A España vienen muchos turistas cada año. Muchísimos. Son tantos que llegan colapsar el centro de las ciudades y, en ocasiones, la espuma de sus mareas trae consigo botes de crema y colonia barata. Mientras tanto, los de aquí, si no se dedican al servicio o a «emperder», escapan hacia postales exóticas, movidos por el afán de imitar a los demás, olvidándose de que transitar nuevos caminos es una necesidad interna, una brújula rumbo al ventrículo perdido. Es curioso porque, al final, el españolito regresa a casa siguiendo el rastro de las migajas dejadas por el turismo internacional, el mismo que nos ha enseñado a no ser exploradores en nuestra propia tierra.
Y es que, por mucho que España viva de sus ladrillos frente al mar y sus playas repletas de acentos y pezones, nadie parece estar contento nunca. Los vecinos porque el verano es invivible y sus noches huelen a orín, los hosteleros porque la ocupación no supera lo esperado —sobre todo la de este año— y los despistados de siempre siguen sin saber qué hacer si el destino de su billete se pronuncia a la primera. Y así seguimos, a vueltas desde el 48.

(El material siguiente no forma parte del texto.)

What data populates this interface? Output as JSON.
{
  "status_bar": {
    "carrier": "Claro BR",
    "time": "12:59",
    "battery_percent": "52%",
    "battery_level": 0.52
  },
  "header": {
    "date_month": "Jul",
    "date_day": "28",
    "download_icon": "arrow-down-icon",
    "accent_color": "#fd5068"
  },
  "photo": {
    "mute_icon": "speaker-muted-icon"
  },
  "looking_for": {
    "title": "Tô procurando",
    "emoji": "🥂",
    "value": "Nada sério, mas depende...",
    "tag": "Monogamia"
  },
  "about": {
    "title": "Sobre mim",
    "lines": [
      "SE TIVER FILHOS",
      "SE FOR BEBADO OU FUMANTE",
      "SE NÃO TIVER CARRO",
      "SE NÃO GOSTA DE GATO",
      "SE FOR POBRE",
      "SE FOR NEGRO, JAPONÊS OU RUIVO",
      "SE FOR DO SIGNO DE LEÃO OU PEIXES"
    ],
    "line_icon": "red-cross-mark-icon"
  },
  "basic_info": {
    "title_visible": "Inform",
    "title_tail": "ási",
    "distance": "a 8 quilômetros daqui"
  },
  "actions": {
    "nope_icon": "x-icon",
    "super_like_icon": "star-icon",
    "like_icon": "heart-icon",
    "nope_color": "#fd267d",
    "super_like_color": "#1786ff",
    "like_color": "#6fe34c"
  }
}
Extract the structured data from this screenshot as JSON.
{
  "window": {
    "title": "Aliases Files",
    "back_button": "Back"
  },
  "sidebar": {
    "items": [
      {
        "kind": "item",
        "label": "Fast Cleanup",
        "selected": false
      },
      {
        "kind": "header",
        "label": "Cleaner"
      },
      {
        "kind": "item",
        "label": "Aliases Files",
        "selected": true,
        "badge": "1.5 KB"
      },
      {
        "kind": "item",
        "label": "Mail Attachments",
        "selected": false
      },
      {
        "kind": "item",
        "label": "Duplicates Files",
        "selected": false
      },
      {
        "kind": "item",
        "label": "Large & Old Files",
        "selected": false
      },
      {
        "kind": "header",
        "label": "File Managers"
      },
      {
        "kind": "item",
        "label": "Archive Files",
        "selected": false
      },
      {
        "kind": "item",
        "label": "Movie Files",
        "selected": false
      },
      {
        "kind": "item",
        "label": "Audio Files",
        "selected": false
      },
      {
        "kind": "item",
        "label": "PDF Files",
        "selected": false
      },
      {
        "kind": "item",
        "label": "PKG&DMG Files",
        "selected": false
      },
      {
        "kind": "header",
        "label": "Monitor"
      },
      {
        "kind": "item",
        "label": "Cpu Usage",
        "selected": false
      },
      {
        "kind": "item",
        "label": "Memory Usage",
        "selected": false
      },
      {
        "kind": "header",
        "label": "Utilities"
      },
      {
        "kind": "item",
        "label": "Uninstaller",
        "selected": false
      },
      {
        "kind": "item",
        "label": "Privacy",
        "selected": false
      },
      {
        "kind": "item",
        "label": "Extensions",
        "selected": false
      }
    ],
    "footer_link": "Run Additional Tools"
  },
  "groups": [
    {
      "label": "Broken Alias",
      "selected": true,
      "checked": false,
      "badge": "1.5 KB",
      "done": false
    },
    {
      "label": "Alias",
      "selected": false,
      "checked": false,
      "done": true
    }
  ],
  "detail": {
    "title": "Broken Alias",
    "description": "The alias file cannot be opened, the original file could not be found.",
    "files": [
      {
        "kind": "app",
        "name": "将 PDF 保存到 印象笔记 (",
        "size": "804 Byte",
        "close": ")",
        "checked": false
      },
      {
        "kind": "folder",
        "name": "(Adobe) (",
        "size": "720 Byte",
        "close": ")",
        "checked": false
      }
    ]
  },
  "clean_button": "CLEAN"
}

La inercia de todo este entramado es tan demoledora que a nadie le interesa reorientarla hacia un punto intermedio, ni pa’ nosotros ni pa’ ellos, menos gente, más personas. Es mejor continuar siendo ese país de alquiler en el que unas pocas estirpes hoteleras se reparten un pastel de nata agria que justifica cualquier medida inmovilista. Qué extraño; siempre creí que la única manera de viajar era hacerlo cada cierto tiempo, ignorar hacia dónde se está yendo… y volver para contarlo. Resulta que es una imposición social, incluso en 2020.